= Edward Flowerdew =

Member of the Parliament of England

Edward Flowerdew (died 1586), was an English judge and Member of Parliament (MP).

==Life==
Flowerdew was the fourth son of John Flowerdew of Hethersett, Norfolk, and Katherine, daughter of William Sheres. He was educated at Cambridge, but took no degree. He became a member of the Inner Temple 11 October 1552, and in the autumn of 1569 and Lent of 1577 was reader, and in 1579 treasurer. He obtained considerable celebrity as a lawyer in his own county.

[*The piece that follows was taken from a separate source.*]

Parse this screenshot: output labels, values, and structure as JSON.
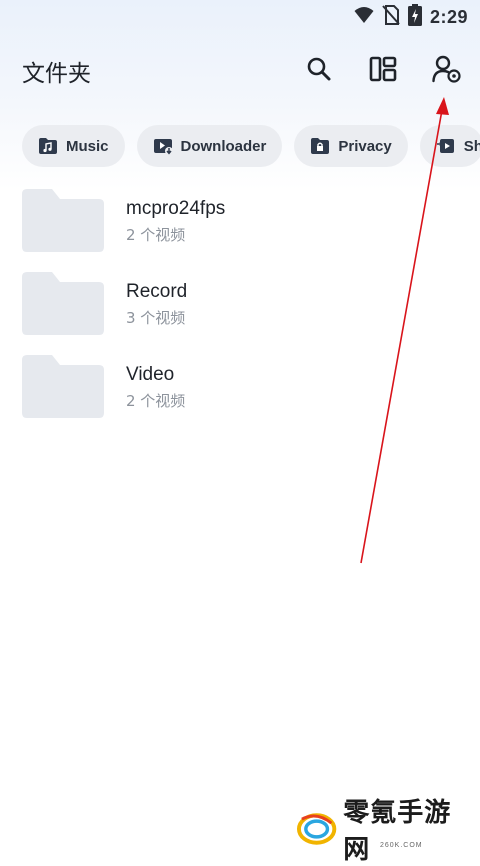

In 1571 Flowerdew became counsel to the dean and chapter of Norwich, and in 1573 to the town of Great Yarmouth. He was counsel also to Thomas Gresham. The town of Norwich gave him a silver cup in 1571, presumably for professional services, and various grateful clients settled annuities on him, Thomas Grimesdiche settling 40s. and John Thornton 26s. 8d. in 1573, and Simon Harcourt of Stanton Harcourt, Oxfordshire, one third of five marks in 1575.

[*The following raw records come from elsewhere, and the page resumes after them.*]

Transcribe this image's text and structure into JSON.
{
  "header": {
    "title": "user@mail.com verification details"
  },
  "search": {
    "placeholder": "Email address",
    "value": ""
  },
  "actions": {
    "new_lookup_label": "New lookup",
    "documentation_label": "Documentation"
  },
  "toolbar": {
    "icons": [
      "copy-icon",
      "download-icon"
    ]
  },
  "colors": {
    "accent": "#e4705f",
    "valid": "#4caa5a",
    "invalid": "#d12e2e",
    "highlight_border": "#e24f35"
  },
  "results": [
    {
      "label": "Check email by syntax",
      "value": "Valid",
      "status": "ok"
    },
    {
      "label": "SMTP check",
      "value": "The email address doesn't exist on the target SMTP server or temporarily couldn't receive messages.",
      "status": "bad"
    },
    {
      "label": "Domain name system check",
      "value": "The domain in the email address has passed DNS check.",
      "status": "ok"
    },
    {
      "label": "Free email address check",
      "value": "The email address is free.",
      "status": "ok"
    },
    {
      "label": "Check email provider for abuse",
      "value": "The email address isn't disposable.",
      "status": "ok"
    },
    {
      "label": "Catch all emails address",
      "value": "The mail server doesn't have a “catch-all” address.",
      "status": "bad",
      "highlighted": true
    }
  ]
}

Flowerdew was elected as a Member of Parliament (MP) for Castle Rising in 1572, but was replaced by William Drury in 1581 when Flowerdew reported sick. On 12 February 1584 he received a grant from the clerk of the royal kitchen of a buck in summer and a doe in winter yearly from any royal forest in Norfolk or elsewhere.

Flowerdew was then returned as MP for Norwich in 1581 when their MP fell sick. The replacements were later ruled inadmissible and invalid. He became a serjeant-at-law and recorder of Great Yarmouth in 1580, and on 23 October 1584 third baron of the exchequer, and became second baron on 26 Jun 1585.

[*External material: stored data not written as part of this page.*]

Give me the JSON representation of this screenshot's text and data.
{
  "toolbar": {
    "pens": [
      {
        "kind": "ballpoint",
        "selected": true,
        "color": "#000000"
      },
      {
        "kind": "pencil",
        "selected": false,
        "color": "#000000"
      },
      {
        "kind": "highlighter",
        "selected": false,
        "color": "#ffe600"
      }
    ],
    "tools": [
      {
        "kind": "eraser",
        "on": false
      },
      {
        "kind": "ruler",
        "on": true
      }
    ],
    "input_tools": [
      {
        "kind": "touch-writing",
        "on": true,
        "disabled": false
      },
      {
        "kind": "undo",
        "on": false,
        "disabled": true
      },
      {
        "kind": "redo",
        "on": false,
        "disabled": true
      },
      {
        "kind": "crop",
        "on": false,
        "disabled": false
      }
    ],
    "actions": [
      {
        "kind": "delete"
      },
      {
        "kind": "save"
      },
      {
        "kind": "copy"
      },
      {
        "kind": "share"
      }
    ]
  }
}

On 20 February 1585 Flowerdew was a member of the special commission for the county of Middlesex, before which William Parry was tried and convicted for high treason. In the winter of 1585 and 1586 he went on circuit in South Wales, and in March held the notorious Lent Black Assize of Exeter from 14 March 1586.

Flowerdew was a man of grasping temper, but apparently not of fine feelings. In 1564 he purchased Stanfield Hall and its furniture from John Appleyard, in order to live there. In 1575 he acquired the site of the dissolved abbey of Wymondham. The parishioners, wishing to preserve the church, petitioned the crown to be allowed to buy it at a valuation, and paid the money. Flowerdew, however, stripped it of its lead and carried off a quantity of freestone, whereupon the exasperated parishioners dismantled it. His lands were dispersed on his death.

Flowerdew died on 31 March 1586. He married Elizabeth, daughter of William Forster, but the marriage was childless. He was buried at Hethersett in April 1586.